こちらもアプリ側の実装はいろいろなやり方があるでしょう。以下も自分の考えた一例であり、もっといいやり方を教えてほしいくらいです。

特に、Railsはテーブル構造とモデルが密結合なので、サブタイプの属性に#attributesメソッドを呼び出したりしてもやりたいこととは違う結果になるでしょう。


music.rb

class Music < ApplicationRecord

has_one :classical
has_one :edm

# ...Music共通のメソッドとかをかく
end



Classical.rb

class Classical < ApplicationRecord

belongs_to :music

# ...Classical特有のメソッドとかをかく

# サブタイプに存在しないメソッドが呼ばれたらスーパータイプに委譲する
# def_delegators つかったほうがいいよね
def method_missing(name, *args)
music.send(name, *args)
end
end


依存関係を


メリット



  • name 属性のようにスーパータイプの属性に対してUNIQUE制約をかけることができます。

  • サブタイプ固有の属性に対してNOT NULL制約をかけることができます。

  • スーパータイプに存在するキーでサブタイプをまたいで検索をする際はクエリを一回発行するだけで済みます。

  • 他のモデルにスーパータイプのテーブルを参照させるかサブタイプのテーブルを参照させるか選ぶことができ、「特定のサブタイプへの参照が誤って他のサブタイプを参照することを防ぐ」か「参照に外部キー制約を持たせる」どちらかを選択することができます。


デメリット


  • Railsフレームワークがサポートしていないので、アプリケーション側の設計が必要です。

  • サブタイプのレコードを取得するとき、スーパータイプのテーブルとサブタイプのテーブルをJOINするかアプリケーション側で組み合わせる必要があります。

  • 例にあげたような実装だと、1つのスーパータイプのレコードに複数のサブタイプからリレーションが張られることがありえます。

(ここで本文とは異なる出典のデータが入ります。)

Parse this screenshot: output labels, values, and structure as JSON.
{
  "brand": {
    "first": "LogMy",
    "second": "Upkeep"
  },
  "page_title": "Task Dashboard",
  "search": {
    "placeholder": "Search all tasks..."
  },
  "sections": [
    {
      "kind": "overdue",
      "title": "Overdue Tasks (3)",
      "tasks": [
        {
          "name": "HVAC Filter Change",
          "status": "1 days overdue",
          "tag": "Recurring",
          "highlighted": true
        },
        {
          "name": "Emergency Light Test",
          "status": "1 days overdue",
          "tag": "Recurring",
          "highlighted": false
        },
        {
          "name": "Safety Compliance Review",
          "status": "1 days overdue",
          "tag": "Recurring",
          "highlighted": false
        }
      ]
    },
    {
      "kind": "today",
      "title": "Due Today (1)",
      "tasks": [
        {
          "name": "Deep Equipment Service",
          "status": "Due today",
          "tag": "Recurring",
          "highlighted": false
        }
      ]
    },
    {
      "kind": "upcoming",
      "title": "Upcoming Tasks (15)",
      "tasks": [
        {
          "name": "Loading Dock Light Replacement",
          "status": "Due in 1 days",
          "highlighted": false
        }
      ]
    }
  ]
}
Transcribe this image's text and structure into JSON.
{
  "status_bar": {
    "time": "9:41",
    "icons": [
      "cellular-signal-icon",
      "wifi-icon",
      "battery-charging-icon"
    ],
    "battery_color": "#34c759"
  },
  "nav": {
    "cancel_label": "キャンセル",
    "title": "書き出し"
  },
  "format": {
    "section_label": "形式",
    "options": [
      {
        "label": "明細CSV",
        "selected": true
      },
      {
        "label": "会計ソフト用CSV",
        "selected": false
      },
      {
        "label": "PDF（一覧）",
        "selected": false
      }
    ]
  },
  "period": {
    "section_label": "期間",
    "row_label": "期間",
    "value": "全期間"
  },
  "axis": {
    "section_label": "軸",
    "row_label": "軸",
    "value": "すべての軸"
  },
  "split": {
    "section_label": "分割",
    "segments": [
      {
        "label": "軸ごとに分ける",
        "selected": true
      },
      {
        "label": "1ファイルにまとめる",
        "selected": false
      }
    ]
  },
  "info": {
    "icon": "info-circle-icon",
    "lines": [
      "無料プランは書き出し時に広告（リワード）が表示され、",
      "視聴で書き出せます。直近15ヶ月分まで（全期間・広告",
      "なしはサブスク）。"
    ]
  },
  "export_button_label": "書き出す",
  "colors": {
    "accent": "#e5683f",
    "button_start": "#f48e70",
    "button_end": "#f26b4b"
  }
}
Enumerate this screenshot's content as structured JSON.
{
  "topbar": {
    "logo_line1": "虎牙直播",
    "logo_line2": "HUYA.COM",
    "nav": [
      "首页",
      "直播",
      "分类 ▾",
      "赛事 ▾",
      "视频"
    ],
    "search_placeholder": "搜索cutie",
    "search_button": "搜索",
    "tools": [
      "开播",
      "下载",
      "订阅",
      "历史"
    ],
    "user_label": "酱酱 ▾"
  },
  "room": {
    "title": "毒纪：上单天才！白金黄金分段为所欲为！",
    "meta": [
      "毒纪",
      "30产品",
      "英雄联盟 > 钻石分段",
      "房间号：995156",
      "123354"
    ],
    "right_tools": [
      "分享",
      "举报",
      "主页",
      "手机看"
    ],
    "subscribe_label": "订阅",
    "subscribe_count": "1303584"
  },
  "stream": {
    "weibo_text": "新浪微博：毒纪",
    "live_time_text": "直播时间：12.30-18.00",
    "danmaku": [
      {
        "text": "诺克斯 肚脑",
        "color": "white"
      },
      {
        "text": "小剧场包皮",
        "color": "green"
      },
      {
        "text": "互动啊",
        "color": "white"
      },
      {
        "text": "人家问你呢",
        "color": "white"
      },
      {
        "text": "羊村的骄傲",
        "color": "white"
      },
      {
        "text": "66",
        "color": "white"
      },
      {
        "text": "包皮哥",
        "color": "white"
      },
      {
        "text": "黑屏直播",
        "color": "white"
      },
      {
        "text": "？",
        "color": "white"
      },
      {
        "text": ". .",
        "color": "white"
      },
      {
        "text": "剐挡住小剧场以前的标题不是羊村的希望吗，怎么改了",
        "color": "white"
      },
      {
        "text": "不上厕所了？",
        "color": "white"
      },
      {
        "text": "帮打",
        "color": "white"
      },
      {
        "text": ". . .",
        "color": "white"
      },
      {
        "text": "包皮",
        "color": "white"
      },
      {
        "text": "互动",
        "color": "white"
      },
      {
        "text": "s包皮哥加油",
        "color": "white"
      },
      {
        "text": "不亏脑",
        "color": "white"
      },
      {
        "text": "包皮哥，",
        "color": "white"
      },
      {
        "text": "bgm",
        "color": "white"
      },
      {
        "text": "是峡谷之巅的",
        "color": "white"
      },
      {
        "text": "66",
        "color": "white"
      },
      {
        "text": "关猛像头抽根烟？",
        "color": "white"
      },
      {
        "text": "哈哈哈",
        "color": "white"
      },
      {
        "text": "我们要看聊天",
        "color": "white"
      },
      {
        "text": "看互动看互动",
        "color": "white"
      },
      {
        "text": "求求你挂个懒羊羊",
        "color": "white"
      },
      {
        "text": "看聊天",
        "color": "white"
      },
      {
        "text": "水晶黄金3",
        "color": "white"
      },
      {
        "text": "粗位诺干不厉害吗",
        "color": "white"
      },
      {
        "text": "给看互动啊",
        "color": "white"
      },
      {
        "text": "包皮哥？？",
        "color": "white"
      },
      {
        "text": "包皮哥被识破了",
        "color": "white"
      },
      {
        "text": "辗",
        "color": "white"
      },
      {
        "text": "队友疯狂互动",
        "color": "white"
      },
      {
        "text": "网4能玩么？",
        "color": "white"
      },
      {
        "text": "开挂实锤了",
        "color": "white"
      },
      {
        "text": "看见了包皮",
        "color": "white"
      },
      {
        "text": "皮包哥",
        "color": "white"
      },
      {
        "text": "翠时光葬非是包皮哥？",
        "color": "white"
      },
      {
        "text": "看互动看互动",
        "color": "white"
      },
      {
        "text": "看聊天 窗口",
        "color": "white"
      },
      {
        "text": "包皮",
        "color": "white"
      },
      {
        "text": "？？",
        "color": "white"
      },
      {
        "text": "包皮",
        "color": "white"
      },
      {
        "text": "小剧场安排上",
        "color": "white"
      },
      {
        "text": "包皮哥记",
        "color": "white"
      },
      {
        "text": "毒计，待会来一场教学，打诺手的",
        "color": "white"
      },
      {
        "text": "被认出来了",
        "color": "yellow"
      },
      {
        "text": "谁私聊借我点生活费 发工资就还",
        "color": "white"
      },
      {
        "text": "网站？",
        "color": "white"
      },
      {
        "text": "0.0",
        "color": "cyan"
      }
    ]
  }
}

アプリ側でおきないように頑張りましょう。


まとめ

それぞれの特徴を表にまとめると次のようになります。

STI
CCI
CTI

Railsがサポートしている

単純SELECT文で全属性取得可能

スーパータイプの属性にUNIQUE制約をかけられる(1)

サブタイプの属性にNOT NULL制約をかけられる


一回のクエリでスーパータイプに存在するキーでサブタイプをまたいで検索できる(2)

特定のサブタイプへの参照が誤って他のサブタイプを参照することを防ぐことができる(3)


サブタイプへの参照に外部キー制約を持たせることができる(4)

厳密に証明はできませんが、おそらく(1)と(2)は同値です。また、(3)と(4)は排他になります。CTIの場合はどちらかを選ぶことになります。

Railsがサポートしているからとりあえず・いつでもSTIを使うのではなく、それぞれの特徴を知った上で使い分けれられるようになるとよいですね。自分もそうなりたいです。